Nous n'aimions pas beaucoup Madame H., d'abord parce qu'elle avait un physique assez ingrat, ensuite parce qu'elle faisait cours avec une monotonie qui nous endormait tous, enfin parce qu'elle enseignait le latin et que cette raison seule justifiait qu'on la trouvât antipathique. De mes deux années passées à ses côtés il ne me reste que quelque mots de vocabulaire, la déclinaison de amicus, i et le plan aux contours indécis d'une villa romaine typique.

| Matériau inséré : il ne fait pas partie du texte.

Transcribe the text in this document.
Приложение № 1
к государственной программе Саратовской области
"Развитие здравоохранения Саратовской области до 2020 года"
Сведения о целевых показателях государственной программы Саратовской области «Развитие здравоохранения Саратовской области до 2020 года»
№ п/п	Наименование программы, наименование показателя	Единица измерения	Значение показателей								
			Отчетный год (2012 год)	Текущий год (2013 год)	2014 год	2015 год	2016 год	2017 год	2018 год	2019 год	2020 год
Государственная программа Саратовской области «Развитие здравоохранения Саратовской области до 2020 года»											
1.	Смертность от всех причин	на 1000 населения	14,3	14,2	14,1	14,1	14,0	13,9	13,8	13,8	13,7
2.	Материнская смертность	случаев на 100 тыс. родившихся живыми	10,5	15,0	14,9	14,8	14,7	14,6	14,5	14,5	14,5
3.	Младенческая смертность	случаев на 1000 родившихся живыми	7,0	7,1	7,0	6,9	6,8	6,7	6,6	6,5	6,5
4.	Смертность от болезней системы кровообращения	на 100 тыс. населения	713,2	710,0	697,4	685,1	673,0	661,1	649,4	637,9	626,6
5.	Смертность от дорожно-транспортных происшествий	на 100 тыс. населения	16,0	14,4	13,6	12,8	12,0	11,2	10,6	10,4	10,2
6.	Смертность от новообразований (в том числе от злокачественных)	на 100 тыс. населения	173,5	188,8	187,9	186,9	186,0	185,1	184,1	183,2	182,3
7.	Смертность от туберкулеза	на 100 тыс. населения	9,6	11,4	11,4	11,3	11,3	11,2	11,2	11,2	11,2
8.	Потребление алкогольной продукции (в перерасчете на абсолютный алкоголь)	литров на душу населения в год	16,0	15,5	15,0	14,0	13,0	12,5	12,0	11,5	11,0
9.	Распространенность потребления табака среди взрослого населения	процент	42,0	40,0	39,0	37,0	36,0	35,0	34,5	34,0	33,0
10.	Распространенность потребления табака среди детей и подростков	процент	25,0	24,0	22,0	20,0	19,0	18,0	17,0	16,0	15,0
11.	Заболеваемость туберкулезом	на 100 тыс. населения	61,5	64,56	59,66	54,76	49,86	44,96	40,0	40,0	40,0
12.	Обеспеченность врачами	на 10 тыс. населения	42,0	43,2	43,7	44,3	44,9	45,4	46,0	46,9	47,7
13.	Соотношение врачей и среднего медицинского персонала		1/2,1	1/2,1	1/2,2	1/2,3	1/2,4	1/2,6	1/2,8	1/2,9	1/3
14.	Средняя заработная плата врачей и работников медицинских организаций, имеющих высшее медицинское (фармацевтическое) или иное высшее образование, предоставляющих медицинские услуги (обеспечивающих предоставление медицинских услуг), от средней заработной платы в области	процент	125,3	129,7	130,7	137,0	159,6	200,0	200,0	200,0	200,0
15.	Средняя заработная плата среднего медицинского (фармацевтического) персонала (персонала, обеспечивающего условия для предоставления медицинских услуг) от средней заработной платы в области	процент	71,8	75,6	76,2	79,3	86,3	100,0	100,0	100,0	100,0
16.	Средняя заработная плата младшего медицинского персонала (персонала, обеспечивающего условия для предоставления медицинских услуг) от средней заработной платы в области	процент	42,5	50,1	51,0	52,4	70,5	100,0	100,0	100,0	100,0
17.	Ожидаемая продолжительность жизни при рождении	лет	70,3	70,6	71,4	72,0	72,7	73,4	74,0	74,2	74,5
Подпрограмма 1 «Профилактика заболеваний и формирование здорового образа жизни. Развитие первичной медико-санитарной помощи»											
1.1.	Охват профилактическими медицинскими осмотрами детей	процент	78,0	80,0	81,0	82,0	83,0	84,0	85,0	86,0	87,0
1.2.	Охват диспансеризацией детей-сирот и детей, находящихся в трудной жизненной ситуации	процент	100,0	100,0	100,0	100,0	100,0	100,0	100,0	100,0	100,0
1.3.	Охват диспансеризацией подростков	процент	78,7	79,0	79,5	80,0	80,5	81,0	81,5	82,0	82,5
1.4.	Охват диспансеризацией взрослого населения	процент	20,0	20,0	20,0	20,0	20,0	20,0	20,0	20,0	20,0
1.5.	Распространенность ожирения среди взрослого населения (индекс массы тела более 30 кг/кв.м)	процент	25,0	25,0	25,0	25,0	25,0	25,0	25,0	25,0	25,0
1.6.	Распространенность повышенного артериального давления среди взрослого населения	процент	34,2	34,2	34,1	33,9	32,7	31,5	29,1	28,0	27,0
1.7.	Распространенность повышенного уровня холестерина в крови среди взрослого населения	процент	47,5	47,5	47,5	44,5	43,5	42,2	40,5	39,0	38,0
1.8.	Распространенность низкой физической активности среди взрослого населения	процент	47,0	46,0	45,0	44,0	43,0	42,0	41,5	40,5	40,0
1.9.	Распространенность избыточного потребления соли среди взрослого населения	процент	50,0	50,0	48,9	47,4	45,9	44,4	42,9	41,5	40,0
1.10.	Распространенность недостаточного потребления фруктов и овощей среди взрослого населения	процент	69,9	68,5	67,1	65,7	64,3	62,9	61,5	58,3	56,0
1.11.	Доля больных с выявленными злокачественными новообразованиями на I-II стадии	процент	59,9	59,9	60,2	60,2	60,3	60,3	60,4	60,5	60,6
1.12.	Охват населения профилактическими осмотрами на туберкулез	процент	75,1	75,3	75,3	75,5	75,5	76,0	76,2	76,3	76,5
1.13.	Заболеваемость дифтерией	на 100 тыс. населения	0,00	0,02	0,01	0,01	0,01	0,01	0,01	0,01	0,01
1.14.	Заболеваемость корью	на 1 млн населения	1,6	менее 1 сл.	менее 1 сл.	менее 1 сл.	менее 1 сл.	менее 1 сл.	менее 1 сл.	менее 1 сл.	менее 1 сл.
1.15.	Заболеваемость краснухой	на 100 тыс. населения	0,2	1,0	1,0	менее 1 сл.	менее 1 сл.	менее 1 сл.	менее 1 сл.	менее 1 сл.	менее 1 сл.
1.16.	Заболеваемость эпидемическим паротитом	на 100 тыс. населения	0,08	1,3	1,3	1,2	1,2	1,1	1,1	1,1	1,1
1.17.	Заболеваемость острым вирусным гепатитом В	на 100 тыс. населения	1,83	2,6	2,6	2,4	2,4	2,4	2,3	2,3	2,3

C'est sans le moindre soupçon de nostalgie que j'ai jeté, il y a peu, mes cahiers de l'époque, preuve de mon détachement total à l'égard de mon passé de latiniste. Je ne me rappelle plus grand chose de toutes ces heures de cours passées à noter dans un répertoire des mots qui de toute façon figuraient dans notre manuel, mais je me souviens d'une anecdote qui nous a beaucoup et longtemps amusées, à l'époque, mes amies et moi.

Un jour que nous revenions de vacances, nous avions retrouvé une Madame H. encore plus taciturne que d'ordinaire, et elle ne tarda pas à nous expliquer la raison de ce surcroît de tristesse : avant les vacances, quelqu'un — nous soupçonnions alors F. F., le benêt de la classe, mais sans aucune certitude — lui avait dérobé le feutre rouge avec lequel elle écrivait les leçons au tableau. Je la revois encore, pendant de longues minutes, nous faire part de sa déception, réclamer que le feutre lui revienne, et nous inciter à la délation pour trouver le coupable. Cette scène n'avait pas manqué de nous faire rire, comme si la perte d'un feutre représentait pour elle une catastrophe plus grande encore que l'éruption du Vésuve. Il me semble que cette mésaventure nous la rendait plus ridicule qu'elle ne nous apparaissait déjà, ce qui n'est pas peu dire.

Et pourtant, jeudi dernier, en entrant dans ma classe et en voyant qu'un aimant et une craie m'avaient été dérobés, comme je l'ai comprise...!

Moi aussi, pendant de longues minutes, j'ai expliqué ma déception et ma tristesse. Moi aussi, j'aurais voulu que quelqu'un me dénonce le coupable afin qu'il subisse un châtiment à la hauteur de son crime. Moi aussi, tentant toutes les stratégies, j'ai menacé/raisonné/supplié les élèves pour que l'aimant me revienne. Moi aussi, j'ai ressenti ce que Madame H. avait ressenti dix années auparavant, et j'aurais voulu m'excuser auprès d'elle de mon ignorance de l'époque.

Alors voilà : pardon.

NB : Rassurez-vous : l'aimant et la craie sont réapparus le lendemain, mystérieusement, dans le sac d'une petite qui disait ne pas les y avoir mis.